Misalnya, kebiasaan yang berlaku dikalangan pedagang dalam menghalalkan riba,
seperti dalam hal pinjam
meminjam. Contoh lainnya yaitu dalam hal penyuapan, untuk memenangkan
perkaranya, dimana seseorang menyerahkan sejumlah uang kepada hakim untuk
memenangkan perkaranya atau untuk kelancaran urusannya seseorang memberikan
uang kepada orang lain untuk menangani urusannya.[11]
hal ini merupakan bertentangan dengan syara’ dan termasuk dalam Al-urf al
fasid.
C. Syarat-syarat
urf
Adapun syarat-syarat urf yang telah dinyatkan oleh para ulama ushul fiqh
untuk dijadikan landasan hukum adalah sebgai berikut:[12]
a. Urf itu berlaku umum artinya dapat diberlakukan
untuk mayoritas persoalan yang terjadi ditengah-tengah
masyarakat dan keberlakuannya dianut oleh mayoritas masyarakat.
b. Urf telah memasyarakat ketika persoalan yang
akan ditetapkan hukumnya. Artinya ‘urf itu lebih dulu ada sebelum kasus yang
akan ditetapkan hukumnya.
c. Urf itu tidak bertentangan dengan yang
diungkapkan secara jelas dalam suatu transaksi
d. Urf tidak bertentangan dengan nash, sehingga
hukum yang dikandung nash bisa diterapkan
D. Kehujjahan Urf
Para ulama ushul fiqh sepakat bahwa urf yang dapat dijadikan sandaran hukum
dalam menetapkan permasalahan hukum yang terjadi di dalam suatu masyarakat
adalah ‘urf shahih. Namun urf-urf yang lain seperti urf al-am, urf al-khash,
maupun yang berkaitan dengan urf al-lafzhi dan urf al-amali, ini juga dapat dijadikan hujjah dalam
menetapkan hukum selama tidak bertentangan dengan hukum syara’.[13] Namun Oleh karena itu dianjurkan bagi seorang
mujtahid memperhatikan kebiasaan dalam masyarakat sebelum menentukan hukum,
sehingga hukum yang ditetapkan itu tidak bertentangan atau menghilangkan
kemaslahatan yang menyangkut masyarakat tersebut.. Ketentuan ini berlaku dengan catatan
bahwa kebiasaan yang dimaksud itu tidak bertentangan dan tidak menyalahi
garis-garis yang telah ditetapkan oleh syara’.[14]

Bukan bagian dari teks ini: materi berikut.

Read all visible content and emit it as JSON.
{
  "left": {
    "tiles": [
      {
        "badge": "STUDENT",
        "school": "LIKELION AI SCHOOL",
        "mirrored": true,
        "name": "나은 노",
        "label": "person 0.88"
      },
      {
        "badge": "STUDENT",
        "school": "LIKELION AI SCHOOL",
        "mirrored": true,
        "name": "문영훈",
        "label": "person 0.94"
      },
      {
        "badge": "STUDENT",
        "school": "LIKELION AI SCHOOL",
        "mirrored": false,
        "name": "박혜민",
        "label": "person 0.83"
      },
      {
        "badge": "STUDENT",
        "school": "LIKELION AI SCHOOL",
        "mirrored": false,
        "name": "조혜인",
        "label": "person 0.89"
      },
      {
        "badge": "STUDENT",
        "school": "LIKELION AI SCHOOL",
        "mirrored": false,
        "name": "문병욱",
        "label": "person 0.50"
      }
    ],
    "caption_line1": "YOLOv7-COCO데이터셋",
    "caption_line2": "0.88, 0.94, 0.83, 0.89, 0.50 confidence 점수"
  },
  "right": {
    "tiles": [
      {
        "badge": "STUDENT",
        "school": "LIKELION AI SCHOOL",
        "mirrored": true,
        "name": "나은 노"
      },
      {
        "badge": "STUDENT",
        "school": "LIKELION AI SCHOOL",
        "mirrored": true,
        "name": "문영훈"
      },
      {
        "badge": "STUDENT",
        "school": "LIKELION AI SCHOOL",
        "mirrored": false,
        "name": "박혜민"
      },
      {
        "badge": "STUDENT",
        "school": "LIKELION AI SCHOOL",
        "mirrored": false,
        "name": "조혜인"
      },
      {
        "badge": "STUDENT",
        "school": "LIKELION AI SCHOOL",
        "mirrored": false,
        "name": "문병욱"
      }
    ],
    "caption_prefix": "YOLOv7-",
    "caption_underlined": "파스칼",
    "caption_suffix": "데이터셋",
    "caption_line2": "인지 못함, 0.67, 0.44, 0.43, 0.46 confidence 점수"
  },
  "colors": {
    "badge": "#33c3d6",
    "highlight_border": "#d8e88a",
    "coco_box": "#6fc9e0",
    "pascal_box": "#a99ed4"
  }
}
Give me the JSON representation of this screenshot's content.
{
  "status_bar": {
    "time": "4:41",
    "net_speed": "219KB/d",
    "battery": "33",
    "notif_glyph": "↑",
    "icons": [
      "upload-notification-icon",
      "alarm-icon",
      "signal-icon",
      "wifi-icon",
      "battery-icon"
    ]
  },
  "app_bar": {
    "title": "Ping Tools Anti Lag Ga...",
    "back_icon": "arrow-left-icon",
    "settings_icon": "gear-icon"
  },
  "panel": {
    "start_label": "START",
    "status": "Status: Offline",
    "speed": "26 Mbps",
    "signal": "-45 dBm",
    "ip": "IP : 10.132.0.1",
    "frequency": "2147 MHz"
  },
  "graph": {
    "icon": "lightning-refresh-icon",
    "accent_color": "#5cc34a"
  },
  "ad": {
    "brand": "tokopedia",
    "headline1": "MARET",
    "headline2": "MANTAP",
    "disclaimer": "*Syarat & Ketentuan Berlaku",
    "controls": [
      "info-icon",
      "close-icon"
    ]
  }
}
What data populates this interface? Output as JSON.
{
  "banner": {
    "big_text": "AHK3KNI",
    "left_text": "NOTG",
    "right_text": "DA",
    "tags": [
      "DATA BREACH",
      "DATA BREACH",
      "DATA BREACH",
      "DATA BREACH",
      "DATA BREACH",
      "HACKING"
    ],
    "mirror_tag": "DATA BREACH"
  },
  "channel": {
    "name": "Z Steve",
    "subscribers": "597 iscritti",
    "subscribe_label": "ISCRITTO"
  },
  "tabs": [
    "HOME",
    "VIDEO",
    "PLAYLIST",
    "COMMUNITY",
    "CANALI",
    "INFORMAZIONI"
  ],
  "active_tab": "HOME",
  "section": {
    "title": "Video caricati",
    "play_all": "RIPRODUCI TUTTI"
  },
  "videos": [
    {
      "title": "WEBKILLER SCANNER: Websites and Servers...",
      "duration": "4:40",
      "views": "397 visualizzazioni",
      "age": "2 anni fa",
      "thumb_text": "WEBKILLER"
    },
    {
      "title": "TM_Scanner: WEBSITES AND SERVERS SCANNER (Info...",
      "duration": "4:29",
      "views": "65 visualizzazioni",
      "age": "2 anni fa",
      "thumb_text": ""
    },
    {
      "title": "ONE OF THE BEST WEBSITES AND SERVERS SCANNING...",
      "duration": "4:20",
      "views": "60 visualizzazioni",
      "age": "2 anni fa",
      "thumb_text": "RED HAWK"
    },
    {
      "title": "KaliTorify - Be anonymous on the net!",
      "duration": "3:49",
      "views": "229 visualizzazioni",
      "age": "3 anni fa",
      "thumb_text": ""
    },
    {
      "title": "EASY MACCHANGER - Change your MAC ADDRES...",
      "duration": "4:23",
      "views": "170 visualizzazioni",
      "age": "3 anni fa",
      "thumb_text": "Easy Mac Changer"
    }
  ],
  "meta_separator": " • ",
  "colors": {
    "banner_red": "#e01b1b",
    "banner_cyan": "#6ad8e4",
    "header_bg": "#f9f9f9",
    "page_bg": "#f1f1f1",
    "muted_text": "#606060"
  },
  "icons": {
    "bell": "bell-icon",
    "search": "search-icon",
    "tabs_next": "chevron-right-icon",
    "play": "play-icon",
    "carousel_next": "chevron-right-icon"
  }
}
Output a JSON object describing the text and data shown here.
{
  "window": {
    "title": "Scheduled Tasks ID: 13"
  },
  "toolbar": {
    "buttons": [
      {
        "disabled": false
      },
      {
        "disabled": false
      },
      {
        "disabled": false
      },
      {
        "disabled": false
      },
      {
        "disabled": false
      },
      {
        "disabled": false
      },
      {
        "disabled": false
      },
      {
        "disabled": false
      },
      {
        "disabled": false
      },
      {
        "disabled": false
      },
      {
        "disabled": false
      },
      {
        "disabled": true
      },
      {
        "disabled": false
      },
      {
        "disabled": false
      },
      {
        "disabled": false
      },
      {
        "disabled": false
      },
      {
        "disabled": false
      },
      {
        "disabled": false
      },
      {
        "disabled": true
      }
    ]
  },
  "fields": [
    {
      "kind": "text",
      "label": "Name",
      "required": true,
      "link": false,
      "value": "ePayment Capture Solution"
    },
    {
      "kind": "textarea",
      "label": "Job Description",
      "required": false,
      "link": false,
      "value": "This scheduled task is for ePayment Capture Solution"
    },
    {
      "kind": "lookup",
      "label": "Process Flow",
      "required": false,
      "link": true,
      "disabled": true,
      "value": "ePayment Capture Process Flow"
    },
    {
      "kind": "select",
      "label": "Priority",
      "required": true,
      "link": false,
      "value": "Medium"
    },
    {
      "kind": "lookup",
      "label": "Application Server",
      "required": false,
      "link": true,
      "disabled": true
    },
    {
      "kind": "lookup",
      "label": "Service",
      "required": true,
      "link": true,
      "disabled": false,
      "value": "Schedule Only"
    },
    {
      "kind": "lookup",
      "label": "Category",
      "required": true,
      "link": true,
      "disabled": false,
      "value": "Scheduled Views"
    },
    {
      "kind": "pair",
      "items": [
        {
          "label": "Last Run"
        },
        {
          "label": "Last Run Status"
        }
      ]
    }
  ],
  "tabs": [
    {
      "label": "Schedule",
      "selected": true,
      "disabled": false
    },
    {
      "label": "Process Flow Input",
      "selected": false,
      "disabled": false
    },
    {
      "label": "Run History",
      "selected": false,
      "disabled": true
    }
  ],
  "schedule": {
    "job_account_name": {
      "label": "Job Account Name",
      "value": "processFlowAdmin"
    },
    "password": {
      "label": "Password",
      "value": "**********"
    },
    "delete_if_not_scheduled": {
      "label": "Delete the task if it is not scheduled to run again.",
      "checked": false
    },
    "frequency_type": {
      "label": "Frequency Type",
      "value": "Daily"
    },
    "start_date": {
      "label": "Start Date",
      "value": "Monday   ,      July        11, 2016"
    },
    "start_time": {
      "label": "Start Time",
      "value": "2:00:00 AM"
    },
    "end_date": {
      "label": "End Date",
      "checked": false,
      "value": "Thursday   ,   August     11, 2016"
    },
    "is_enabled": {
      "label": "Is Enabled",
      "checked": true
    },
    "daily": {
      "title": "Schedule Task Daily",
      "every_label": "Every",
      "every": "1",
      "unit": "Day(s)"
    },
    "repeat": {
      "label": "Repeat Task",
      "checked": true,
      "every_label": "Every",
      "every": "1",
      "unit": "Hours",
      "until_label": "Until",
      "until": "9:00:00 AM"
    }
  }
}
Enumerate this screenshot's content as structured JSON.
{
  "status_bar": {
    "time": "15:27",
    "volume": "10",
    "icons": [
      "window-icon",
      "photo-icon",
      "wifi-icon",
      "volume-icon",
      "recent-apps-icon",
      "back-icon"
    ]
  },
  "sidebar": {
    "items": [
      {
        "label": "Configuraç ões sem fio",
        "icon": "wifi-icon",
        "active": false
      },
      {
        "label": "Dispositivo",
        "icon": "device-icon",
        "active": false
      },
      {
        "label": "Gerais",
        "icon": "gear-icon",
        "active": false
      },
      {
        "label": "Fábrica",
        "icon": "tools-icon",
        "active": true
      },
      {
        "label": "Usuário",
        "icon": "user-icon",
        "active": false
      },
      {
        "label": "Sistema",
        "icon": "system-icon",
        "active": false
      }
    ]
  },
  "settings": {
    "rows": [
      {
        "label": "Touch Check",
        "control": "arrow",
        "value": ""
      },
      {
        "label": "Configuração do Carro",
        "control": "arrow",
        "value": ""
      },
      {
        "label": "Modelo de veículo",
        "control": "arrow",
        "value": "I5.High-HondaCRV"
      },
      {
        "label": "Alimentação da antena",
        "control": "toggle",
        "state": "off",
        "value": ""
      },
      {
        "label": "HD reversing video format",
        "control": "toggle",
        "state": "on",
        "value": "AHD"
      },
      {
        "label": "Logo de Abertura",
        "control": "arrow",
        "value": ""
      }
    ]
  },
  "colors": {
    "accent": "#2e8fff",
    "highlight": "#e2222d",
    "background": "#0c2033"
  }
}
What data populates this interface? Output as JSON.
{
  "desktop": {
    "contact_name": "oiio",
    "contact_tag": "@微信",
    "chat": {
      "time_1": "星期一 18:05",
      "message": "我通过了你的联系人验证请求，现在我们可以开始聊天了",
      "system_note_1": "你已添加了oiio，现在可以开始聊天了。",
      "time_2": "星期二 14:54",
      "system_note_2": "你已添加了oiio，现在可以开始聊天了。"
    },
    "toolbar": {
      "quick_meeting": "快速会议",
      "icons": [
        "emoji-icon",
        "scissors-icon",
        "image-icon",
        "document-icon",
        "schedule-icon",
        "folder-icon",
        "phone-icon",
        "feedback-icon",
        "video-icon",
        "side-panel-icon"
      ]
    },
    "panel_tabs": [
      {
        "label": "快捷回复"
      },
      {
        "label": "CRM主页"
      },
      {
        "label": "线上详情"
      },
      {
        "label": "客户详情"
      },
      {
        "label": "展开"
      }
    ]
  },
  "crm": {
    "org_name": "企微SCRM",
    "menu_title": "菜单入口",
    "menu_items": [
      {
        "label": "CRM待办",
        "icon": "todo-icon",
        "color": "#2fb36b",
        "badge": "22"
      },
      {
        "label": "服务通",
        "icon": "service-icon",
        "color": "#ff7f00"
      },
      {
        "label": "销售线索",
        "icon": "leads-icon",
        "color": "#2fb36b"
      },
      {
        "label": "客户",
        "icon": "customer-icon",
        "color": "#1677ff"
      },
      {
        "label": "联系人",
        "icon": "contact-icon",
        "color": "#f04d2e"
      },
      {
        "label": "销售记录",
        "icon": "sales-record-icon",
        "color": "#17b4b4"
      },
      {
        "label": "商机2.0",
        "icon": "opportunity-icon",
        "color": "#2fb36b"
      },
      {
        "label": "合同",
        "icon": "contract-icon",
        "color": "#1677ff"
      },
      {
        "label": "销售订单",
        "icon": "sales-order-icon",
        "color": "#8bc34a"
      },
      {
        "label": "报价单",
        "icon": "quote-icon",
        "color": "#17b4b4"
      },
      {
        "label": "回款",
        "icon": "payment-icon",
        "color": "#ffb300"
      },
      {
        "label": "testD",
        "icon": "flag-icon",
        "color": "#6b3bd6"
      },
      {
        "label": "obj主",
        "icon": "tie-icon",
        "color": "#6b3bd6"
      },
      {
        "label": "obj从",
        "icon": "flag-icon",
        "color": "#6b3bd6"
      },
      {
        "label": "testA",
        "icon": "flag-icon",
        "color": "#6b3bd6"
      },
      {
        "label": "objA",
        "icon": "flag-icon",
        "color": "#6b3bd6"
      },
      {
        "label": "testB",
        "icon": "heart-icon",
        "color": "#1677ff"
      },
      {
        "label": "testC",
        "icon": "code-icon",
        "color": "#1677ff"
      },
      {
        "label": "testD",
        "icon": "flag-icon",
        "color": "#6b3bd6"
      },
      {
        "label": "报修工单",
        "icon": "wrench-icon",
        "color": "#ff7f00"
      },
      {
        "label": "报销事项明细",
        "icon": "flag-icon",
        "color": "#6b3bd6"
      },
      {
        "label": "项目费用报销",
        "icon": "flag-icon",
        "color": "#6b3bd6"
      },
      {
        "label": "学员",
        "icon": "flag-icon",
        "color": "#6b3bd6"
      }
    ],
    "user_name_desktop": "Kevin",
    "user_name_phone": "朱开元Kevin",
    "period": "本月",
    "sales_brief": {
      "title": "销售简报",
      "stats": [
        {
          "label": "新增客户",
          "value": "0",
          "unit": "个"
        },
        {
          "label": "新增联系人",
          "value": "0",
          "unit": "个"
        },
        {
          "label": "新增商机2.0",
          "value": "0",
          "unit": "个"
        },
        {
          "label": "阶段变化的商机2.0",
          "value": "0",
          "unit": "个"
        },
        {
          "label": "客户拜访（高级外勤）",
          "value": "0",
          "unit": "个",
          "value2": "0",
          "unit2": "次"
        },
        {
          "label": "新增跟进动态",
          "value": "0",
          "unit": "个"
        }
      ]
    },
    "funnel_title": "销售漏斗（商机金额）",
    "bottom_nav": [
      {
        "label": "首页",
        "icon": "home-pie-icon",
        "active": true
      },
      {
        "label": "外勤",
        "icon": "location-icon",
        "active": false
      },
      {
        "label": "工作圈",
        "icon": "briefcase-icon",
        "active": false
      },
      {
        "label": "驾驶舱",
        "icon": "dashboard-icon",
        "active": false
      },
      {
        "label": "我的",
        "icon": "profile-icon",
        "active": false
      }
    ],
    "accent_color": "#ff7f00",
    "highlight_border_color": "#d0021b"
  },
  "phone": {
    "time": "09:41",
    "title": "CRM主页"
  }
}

Para ulama juga menyatakan bahwa ketika ayat-ayat al-qur’an
diturunkan banyak sekali ayat-ayat mengukuhkan kebiasaan yang terdapat
ditengah-tengah masyarakat. Misalnya, kebolehan jual beli yang sudah ada
sebelum islam, dari berbagai macam kasus urf yang dijumpai ditengah-tengah
masyarakat, para ulama ushul fiqh juga merumuskan kaidah-kaidah fiqh yang
berkaitan dengan ‘urf diantara
yang paling mendasar adalah العدة
محكمة "adat kebiasaan itu bisa menjadi hukum". Para ulama ushul fiqh juga sepakat hukum-hukum yang didasarkan
pada urf dapat berubah sesuai dengan perubahan yang terjadi didalam masyarakat
pada zaman dan tempat tertentu.[15]
2.
Saad al dzari’ah
A.
Pengertian Sadd al Dzari’ah
Kata sadd menurut bahasa artinya menutupdan kata dzari’ah artinya wasilah
atau “jalan kesuatu tujuan” jadi secara bahasa berarti “menutup jalan kepada
suatu tujuan”.[16] Sedangkan
menurut istilah seperti yang dikemukan Imam As-Syatibi Sadd al-Dzari’ah adalah
melaksanakan suatu pekerjaan yang semula mengandung kemashlahatan menuju pada
suatu kerusakan (kemafsadatan).
Dari pengertian tersebut dapat diketahui bahwa sadd al-dzari’ah adalah
perbuatan yang dilakukan seseorang yang sebelumnya mengandung kemashlahatan,
tetapi berakhir dengan suatu kerusakan .[17]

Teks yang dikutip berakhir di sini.